Et la machine électorale qu’il a mise en place n’a pas disparu. «Ceux qui votent pour la Zanu-PF reçoivent les aides en nourriture et autres avantages. Ceux qui votent pour l’opposition risquent de recevoir des coups, ou pire», dit Derek Matyszak, chercheur pour l’Institut des études de sécurité en Afrique du Sud. «Cette technique de la carotte et du bâton s’applique maintenant aussi à la communauté internationale. Si Mnangagwa gagne, il promet la stabilité. Si Chamisa gagne, les militaires ne l’accepteront pas, et la crise zimbabwéenne va se poursuivre.»

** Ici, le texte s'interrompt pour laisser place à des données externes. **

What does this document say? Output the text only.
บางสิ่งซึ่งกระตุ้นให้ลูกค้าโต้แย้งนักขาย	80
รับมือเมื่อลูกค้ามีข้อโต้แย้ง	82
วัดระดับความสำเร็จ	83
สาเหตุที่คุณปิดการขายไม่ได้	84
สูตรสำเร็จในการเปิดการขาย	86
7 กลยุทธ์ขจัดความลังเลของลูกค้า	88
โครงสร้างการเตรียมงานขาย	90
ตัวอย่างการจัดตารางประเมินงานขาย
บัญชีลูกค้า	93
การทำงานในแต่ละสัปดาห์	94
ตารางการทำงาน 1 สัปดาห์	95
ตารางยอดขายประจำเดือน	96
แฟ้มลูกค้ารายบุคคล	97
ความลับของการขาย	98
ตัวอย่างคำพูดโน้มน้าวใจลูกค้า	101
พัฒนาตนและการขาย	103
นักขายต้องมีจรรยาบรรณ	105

Le retour des investisseurs et la création d’emplois sont les grandes promesses des deux principaux candidats. L’économie zimbabwéenne se trouve dans un état désastreux. L’inflation et le manque de liquidités pèsent durement sur les conditions de vie de la population. «Le président peut créer une bonne relation entre le Zimbabwe et le reste du monde. Ses politiques sont différentes de celles de Mugabe», pense un sympathisant du parti au pouvoir.

Le poids des campagnes

À Harare, beaucoup semblent rêver d’un changement plus radical. «Mnangagwa a travaillé avec Mugabe pendant trente-huit ans. Pourquoi serait-il différent? Je crois en Chamisa», dit une femme qui, par prudence acquise depuis longtemps, refuse de donner son nom. La capitale est traditionnellement favorable à l’opposition, mais la majorité de la population zimbabwéenne vit en zones rurales. C’est dans les campagnes que va se décider cette élection.